To understand this concept and its various ramifications, it is necessary to keep something clear in mind: before the 20th century and the spreading of affordable synthetic fertilisers, all farming was organic. When the shift to the use of synthetics and pesticides happened, it became necessary to diversify traditional organic farming from the new modern farming. 


Simply put, organic farming forbids the use of synthetic fertilisers, synthetic pesticides, herbicides, or genetically modified organisms. The basic requirements are generally specific and engage the farmers not to use any chemical fertilisers and other synthetic products in the vineyard. It does not prevent the vintner from using the conventional winemaking process after harvesting. 


Let’s take organic farming one step further: Biodynamic. The creator of this agricultural system is the Austrian philosopher Rudolf Steiner, who developed the principles of biodynamics in a series of lectures given in 1924 in Germany. Here lies the foundation of true organic wines, with a strict limit in the use of additives, stringent requirements and at the end obtaining a biodynamic certification.

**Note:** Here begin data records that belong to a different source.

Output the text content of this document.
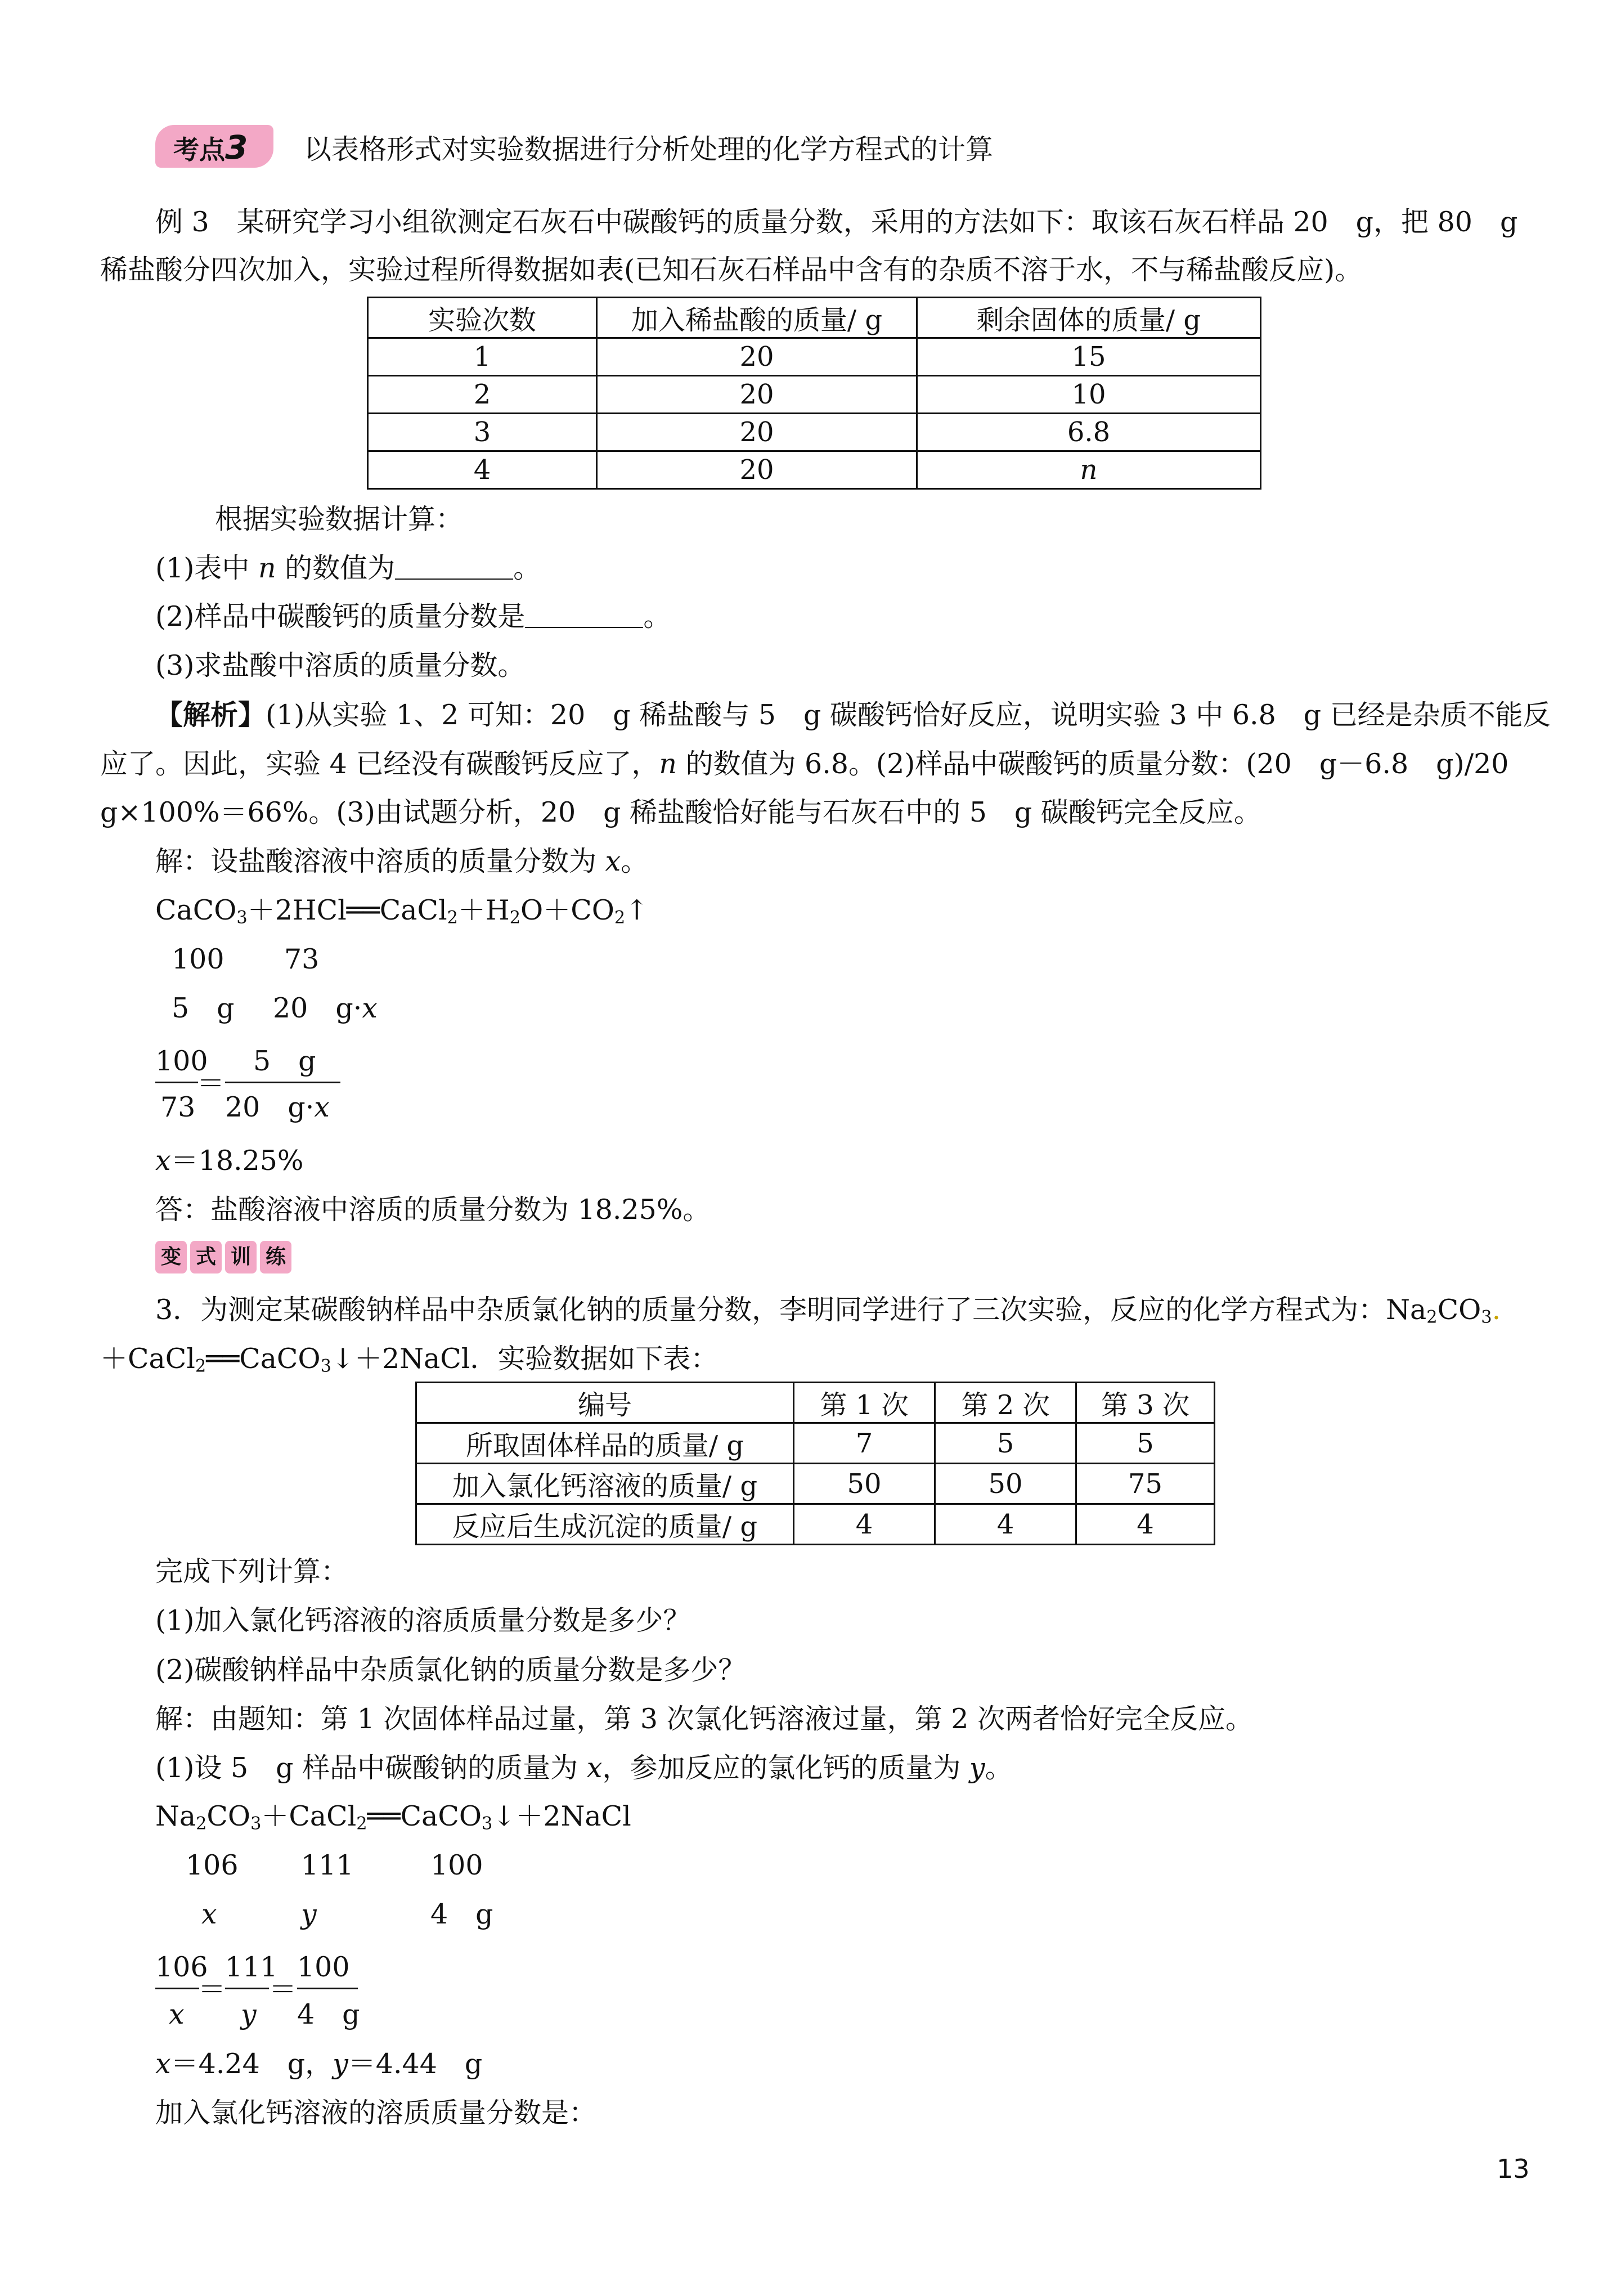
考点3 以表格形式对实验数据进行分析处理的化学方程式的计算
例 3　某研究学习小组欲测定石灰石中碳酸钙的质量分数，采用的方法如下：取该石灰石样品 20　g，把 80　g
稀盐酸分四次加入，实验过程所得数据如表(已知石灰石样品中含有的杂质不溶于水，不与稀盐酸反应)。
实验次数	加入稀盐酸的质量/ g	剩余固体的质量/ g
1	20	15
2	20	10
3	20	6.8
4	20	n
根据实验数据计算：
(1)表中 n 的数值为	。
(2)样品中碳酸钙的质量分数是	。
(3)求盐酸中溶质的质量分数。
【解析】(1)从实验 1、2 可知：20　g 稀盐酸与 5　g 碳酸钙恰好反应，说明实验 3 中 6.8　g 已经是杂质不能反
应了。因此，实验 4 已经没有碳酸钙反应了，n 的数值为 6.8。(2)样品中碳酸钙的质量分数：(20　g－6.8　g)/20
g×100%＝66%。(3)由试题分析，20　g 稀盐酸恰好能与石灰石中的 5　g 碳酸钙完全反应。
解：设盐酸溶液中溶质的质量分数为 x。
$CaCO_3+2HCl══CaCl_2+H_2O+CO_2↑$
100 73
5　g 20　g·x
100
73
＝
5　g
20　g·x
x＝18.25%
答：盐酸溶液中溶质的质量分数为 18.25%。
变 式 训 练
3．为测定某碳酸钠样品中杂质氯化钠的质量分数，李明同学进行了三次实验，反应的化学方程式为：$Na_2CO_3$.
＋CaCl$_2$══CaCO$_3$↓＋2NaCl．实验数据如下表：
编号	第 1 次	第 2 次	第 3 次
所取固体样品的质量/ g	7	5	5
加入氯化钙溶液的质量/ g	50	50	75
反应后生成沉淀的质量/ g	4	4	4
完成下列计算：
(1)加入氯化钙溶液的溶质质量分数是多少？
(2)碳酸钠样品中杂质氯化钠的质量分数是多少？
解：由题知：第 1 次固体样品过量，第 3 次氯化钙溶液过量，第 2 次两者恰好完全反应。
(1)设 5　g 样品中碳酸钠的质量为 x，参加反应的氯化钙的质量为 y。
$Na_2CO_3+CaCl_2══CaCO_3↓+2NaCl$
106 111	100
x	y	4　g
106
x
＝
111
y
＝
100
4　g
x＝4.24　g，y＝4.44　g
加入氯化钙溶液的溶质质量分数是：
13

The previous definitions are usually, and rightfully, associated with it, because most natural wine is also organic and/or biodynamic. But not vice versa!

Natural wine is wine in its purest form, simply described as nothing added, nothing taken away, just grapes fermented. No manipulation whatsoever, minimal intervention both in the vineyards and in the winery. Healthy grapes, natural yeast and natural fermentation, with no filtration nor fining. Sounds easy, right? However, making natural wine is unforgiving and it requires a bigger amount of work than conventional wine. To this day, natural wine has no certification yet.